Nama : Ghina Hana Imtinan
Nim : 2019041032
Dosen : Dr. Geofakta Razali, M. I. Kom
Mata Kuliah dan Kampus : Manajemen Krisis UPJ
Â
Pada awal September tahun 2022, masyarakat Republik Indonesia (RI) dibuat gempar dengan kehadiran seorang yang banyak disebut sebagai peretas atau (hacker) Bjorka. Namun, sebenarnya jika dikaji lebih dalam berdasarkan jenis aktivitasnya kejahatan Bjorka ini termasuk pada cybercrime bernama cracking. Dilansir dari (Diskominfo, 2018), hacker dan cracker sebenarnya memiliki kesamaan, yakni seseorang yang berupaya untuk memaksa masuk atau melakukan pembobolan terhadap sistem keamanan jaringan komputer dan memiliki akses terhadap data-data yang tidak terdapat perizinan untuk diakses, bahkan terkait data-data privasi. Hal yang menjadi pembeda, yaitu seorang hacker tidak selalu negatif, mereka memiliki kemampuan untuk menguji keamanan dan kelemahan suatu situs jaringan, lalu  memberikan saran positif untuk meningkatkan keamanan dan kelemahan tersebut. Berbeda dengan cracker yang merupakan aktivitas pembobolan sistem jaringan untuk kepentingan dirinya sendiri, bersifat merusak, dan memanfaatkan kemampuannya ini untuk keuntungan pribadi yang melanggar hak privasi orang lain. Melihat beberapa aksi cybercrime Bjorka, maka lebih tepat jika ia bukan hanya disebut sebagai hacker melainkan seorang cracker. Beberapa aksi cybercrime yang dilakukan Bjorka, yakni mulai dari kebocoran data pelanggan IndiHome Indonesia, data registrasi SIM Card milik Kementerian Komunikasi dan Informatika (Kominfo) RI, doxing data pejabat publik RI, peretasan dokumen rahasia untuk Presiden Jokowi, hingga membocorkan data masyarakat Indonesia terkait pemilihan umum yang berasal dari Komisi Pemilihan Umum (KPU).

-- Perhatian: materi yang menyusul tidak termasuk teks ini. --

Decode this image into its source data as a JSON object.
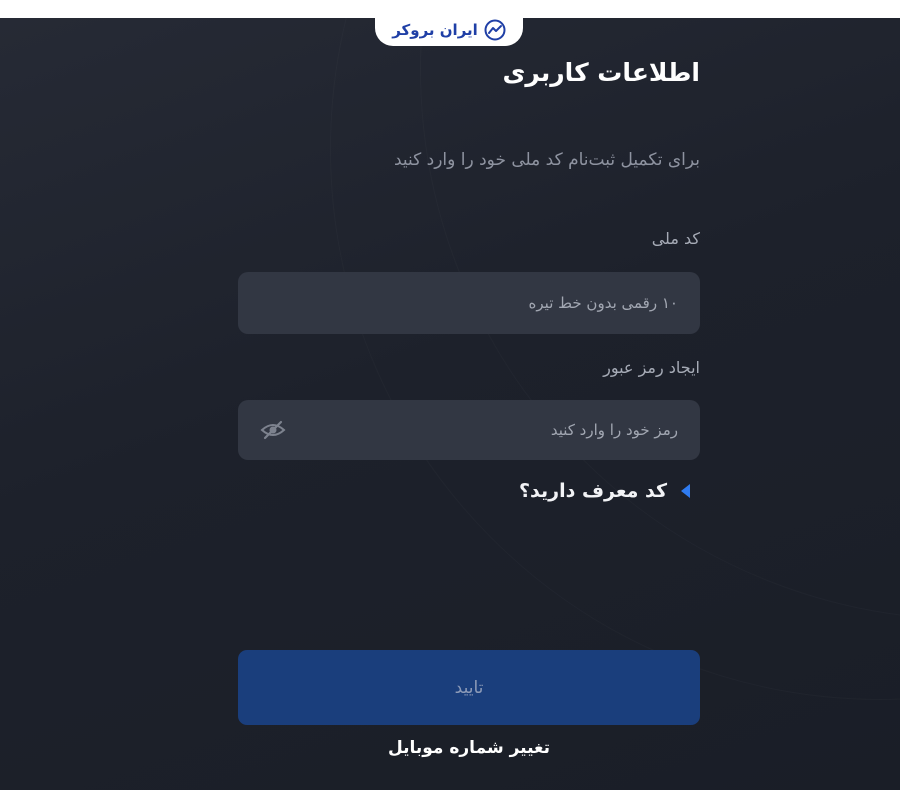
{
  "brand": {
    "logo_text": "ایران بروکر",
    "logo_icon": "chart-trend-icon",
    "accent_color": "#1f3fa6"
  },
  "page": {
    "title": "اطلاعات کاربری",
    "subtitle": "برای تکمیل ثبت‌نام کد ملی خود را وارد کنید"
  },
  "form": {
    "national_code": {
      "label": "کد ملی",
      "placeholder": "۱۰ رقمی بدون خط تیره",
      "value": ""
    },
    "password": {
      "label": "ایجاد رمز عبور",
      "placeholder": "رمز خود را وارد کنید",
      "value": "",
      "toggle_icon": "eye-off-icon"
    },
    "referral": {
      "label": "کد معرف دارید؟",
      "icon": "caret-left-icon",
      "icon_color": "#2f7bf0"
    },
    "submit_label": "تایید",
    "submit_color": "#1a3e7c",
    "change_mobile_label": "تغییر شماره موبایل"
  }
}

Diketahui Bjorka telah menjual 105 juta data yang diduga milik warga negara Indonesia (WNI) yang berasal dari KPU dalam situs beranam Breached.to dan dijual dengan harga sebesar US$ 5.000 (Dewi, 2022). Aksi kejahatan Bjorka ini termasuk kedalam pencurian data privasi untuk keuntungan pribadinya sendiri sehingga lebih tepat jika ia disebut sebagai cracker.
Â
Ancaman Krisis Kepercayaan Publik Terhadap Kompetensi Pemerintah Terkait Kemanan Siber NegaraÂ
 Tentu publik telah mengetahui bahwa bukan hanya data pribadi milik WNI saja yang telah diretas dan diperdagangkan oleh Bjorka. Tetapi data privasi para pejabat tinggi pemerintah dan bahkan dokumen rahasia Presiden Jokowi, dimana salah satunya dari Badan Intelijen Negara (BIN) juga telah diretas dan disebarluaskan. Hal ini akan menjadi pertanyaan besar oleh publik karena bagaimana bisa pemerintah melindungi privasi data masyarkatnya jika data-data pribadi pejabat yang memiliki otoriter dan dokumen rahasia milik negara tidak bisa dijaga dengan baik. Akibat dari aksi cybercrime dari Bjorka, publik juga menjadi lebih kritis dalam menyuarakan untuk meningkatkan anggaran keamanan siber untuk Badan Siber dan Sandi Negara (BSSN). Bahkan, dampaknya akan semakin banyak muncul opini liar dari masyarkat dalam menanggapi fenomena aksi cybercrime dari Bjorka ini, salah satunya adalah terdapat beberapa publik yang berpandangan bahwa aksi ini hanya bentuk pengalihan isu untuk kasus Ferdy Sambo dari instansi Polri. Setiap gerak-gerik, tindakan, dan keputusan yang diambil oleh pejabat pemerintah dalam menanggapi aksi cybercrime Bjorka selalu akan diamati oleh Publik, sehingga sangat penting peran manajemen krisis dari bagian Humas pemerintah untuk mendapatkan rasa trust kembali dari publik dan memberikan klarifikasi atau penjabaran terkait tindakan ideal dan upaya apa saja yang pemerintah lakukan untuk menghadapi krisis kemanan siber ini.